20Omdat Isaak op God vertrouwde, kon hij zijn twee zonen, Jakob en Esau, zegen voor de toekomst beloven.

21Omdat Jakob op God vertrouwde, zegende hij kort voor zijn dood de twee zonen van Jozef. Leunend op zijn stok, boog hij vol ontzag voor God.

22Omdat Jozef op God vertrouwde, heeft hij aan het einde van zijn leven gezegd dat de Israëlieten eens uit Egypte zouden wegtrekken. Hij was daar zo zeker van, dat hij hen plechtig liet beloven zijn beenderen uit Egypte te zullen meenemen.

23Omdat de ouders van Mozes op God vertrouwden, hebben zij hun kind dat heel bijzonder was, drie maanden lang verborgen gehouden. Zij trokken zich niets aan van het bevel van de farao dat alle pasgeboren jongetjes verdronken moesten worden.

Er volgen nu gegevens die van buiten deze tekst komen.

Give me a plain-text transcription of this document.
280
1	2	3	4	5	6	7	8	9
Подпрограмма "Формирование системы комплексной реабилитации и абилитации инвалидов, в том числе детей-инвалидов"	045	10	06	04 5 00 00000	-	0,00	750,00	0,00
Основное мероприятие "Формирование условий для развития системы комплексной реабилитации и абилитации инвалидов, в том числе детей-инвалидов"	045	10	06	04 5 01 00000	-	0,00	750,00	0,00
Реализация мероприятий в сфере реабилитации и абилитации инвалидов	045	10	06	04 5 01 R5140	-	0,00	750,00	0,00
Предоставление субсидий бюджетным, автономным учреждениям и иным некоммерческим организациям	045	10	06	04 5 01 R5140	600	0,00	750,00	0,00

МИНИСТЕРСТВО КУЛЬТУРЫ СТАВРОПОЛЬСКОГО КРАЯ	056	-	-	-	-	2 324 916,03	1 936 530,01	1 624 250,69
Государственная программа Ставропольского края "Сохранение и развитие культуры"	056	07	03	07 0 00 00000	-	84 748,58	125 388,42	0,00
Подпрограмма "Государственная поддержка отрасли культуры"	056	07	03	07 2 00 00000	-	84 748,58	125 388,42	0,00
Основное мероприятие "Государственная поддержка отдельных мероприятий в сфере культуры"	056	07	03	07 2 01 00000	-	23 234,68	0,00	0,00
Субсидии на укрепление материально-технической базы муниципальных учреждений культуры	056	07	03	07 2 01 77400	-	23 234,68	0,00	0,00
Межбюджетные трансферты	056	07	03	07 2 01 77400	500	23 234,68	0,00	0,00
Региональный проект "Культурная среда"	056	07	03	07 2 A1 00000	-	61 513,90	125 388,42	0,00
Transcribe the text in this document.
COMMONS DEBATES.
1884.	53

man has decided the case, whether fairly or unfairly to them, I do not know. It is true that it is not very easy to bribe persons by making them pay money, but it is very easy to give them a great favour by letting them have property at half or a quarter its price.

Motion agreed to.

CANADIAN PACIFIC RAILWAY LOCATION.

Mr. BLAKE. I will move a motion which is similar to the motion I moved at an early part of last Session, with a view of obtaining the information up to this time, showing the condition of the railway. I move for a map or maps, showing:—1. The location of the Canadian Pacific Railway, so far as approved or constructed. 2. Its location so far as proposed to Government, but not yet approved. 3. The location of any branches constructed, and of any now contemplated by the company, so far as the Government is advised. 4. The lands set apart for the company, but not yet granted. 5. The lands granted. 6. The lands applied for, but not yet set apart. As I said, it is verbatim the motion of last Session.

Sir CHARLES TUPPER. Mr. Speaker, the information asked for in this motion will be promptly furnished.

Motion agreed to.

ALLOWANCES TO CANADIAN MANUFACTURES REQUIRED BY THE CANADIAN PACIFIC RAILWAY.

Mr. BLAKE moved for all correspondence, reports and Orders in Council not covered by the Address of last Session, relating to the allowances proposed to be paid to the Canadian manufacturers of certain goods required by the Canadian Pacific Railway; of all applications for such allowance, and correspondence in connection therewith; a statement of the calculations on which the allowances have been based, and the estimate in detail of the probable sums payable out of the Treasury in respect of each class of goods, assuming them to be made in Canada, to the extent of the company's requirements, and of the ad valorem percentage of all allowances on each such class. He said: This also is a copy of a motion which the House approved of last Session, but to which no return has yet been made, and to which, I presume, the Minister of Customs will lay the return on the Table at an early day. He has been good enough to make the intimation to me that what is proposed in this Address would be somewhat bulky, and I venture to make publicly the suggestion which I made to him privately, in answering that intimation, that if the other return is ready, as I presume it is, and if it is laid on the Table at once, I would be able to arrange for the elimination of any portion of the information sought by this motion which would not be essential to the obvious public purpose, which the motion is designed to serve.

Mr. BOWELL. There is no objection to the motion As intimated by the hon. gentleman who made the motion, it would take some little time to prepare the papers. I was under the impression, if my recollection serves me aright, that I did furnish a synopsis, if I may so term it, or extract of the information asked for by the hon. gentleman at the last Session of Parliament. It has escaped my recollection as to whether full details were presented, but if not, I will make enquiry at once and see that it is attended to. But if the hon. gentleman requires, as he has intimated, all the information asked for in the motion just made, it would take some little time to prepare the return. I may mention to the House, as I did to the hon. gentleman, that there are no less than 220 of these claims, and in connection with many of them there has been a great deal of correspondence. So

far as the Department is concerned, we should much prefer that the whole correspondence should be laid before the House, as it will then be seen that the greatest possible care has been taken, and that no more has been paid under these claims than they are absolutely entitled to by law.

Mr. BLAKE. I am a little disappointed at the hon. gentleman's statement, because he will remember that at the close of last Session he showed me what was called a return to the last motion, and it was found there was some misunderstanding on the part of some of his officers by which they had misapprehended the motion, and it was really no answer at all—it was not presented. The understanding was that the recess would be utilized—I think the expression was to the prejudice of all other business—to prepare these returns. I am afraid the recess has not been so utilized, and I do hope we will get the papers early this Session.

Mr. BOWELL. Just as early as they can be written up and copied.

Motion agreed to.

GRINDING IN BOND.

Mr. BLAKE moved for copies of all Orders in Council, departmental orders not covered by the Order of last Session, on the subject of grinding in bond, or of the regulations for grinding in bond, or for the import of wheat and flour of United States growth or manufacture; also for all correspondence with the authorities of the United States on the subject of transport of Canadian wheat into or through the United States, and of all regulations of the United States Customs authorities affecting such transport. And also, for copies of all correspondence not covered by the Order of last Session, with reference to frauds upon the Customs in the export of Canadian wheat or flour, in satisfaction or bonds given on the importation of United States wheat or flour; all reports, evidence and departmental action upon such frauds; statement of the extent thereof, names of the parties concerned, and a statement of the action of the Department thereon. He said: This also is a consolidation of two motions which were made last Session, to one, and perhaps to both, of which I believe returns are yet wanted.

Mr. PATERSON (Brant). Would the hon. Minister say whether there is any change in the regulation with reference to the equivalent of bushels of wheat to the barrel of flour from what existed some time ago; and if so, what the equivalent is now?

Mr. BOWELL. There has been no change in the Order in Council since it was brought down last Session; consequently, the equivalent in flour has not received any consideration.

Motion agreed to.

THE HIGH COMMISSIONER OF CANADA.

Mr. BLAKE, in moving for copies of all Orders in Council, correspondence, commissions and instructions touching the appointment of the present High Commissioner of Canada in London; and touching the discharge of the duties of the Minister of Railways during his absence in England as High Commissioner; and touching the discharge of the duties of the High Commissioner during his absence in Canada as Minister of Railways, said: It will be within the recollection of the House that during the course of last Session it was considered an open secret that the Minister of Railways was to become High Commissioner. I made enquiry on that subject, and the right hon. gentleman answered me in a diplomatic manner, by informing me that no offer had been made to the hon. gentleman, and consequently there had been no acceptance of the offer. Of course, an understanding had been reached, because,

24Omdat Mozes op God vertrouwde, wilde hij, toen hij volwassen was geworden, niet voor een zoon van de dochter van de farao worden aangezien. 25Hij wilde liever met het volk van God slecht behandeld worden dan tijdelijk genieten van de zonde. 26Hij vond het lijden voor Christus meer waard dan al de rijkdom van Egypte, want hij verwachtte dat God hem daarvoor zou belonen. 27In dat vertrouwen verliet hij Egypte en was niet bang voor de woede van de farao. Hij liet zich niet van de wijs brengen, het was alsof hij steeds de onzichtbare God zag. 28Omdat hij op God vertrouwde, zei Mozes tegen de Israëlieten dat zij een lam moesten slachten en het bloed ervan op de deurposten van hun huizen moesten strijken. Dan zou de doodsengel hun oudste kinderen niet doden, maar alleen die van de Egyptenaren.

29Omdat de Israëlieten op God vertrouwden, zijn zij door de Rode Zee getrokken als over droog land. Maar de Egyptenaren die hen achterna gingen, verdronken allemaal. 30Omdat de Israëlieten op God vertrouwden, liepen zij zeven dagen om Jericho heen en toen stortten de muren van de stad in.

31Omdat de hoer Rachab op God vertrouwde, werd zij niet gedood, zoals de andere ongehoorzame inwoners van Jericho, want zij had de spionnen van Israël gastvrij ontvangen.

32Moet ik hiermee doorgaan? Ik zou tijd tekort komen als ik de ervaringen van Gideon, Barak, Simson, Jefta, David, Samuël en de profeten moest vertellen. 33Omdat zij op God vertrouwden, hebben zij koninkrijken onderworpen en rechtvaardig geregeerd en kregen zij wat God hun had beloofd. Zij hebben de muil van leeuwen toegesloten. 34Het vuur had geen vat op hen en zij zijn aan het zwaard ontsnapt. Toen zij zwak waren, hebben zij kracht gekregen. In de oorlog werden zij zo sterk dat hele vijandelijke legers de aftocht moesten blazen. 35Vrouwen kregen hun geliefden uit de dood terug. Anderen die op God vertrouwden, werden doodgeslagen, zij wilden liever sterven dan God de rug toekeren, omdat zij wisten later een beter leven te krijgen. 36Weer anderen werden bespot en afgeranseld en ten slotte geboeid in de gevangenis geworpen. 37Zij werden gestenigd, doormidden gezaagd of met het zwaard gedood. Zij zwierven rond in schapevachten en geitevellen, door woestijnen en in de bergen. 38Zij moesten in grotten en holen wonen, zij leden gebrek en werden vervolgd en mishandeld. Zij waren te goed voor deze wereld.

39Al deze mensen zijn bekend geworden omdat zij op God vertrouwden. Zij hebben echter niet gekregen wat God hun had beloofd. 40God had een beter plan, Hij wilde niet dat zij zonder ons de volmaaktheid zouden bereiken.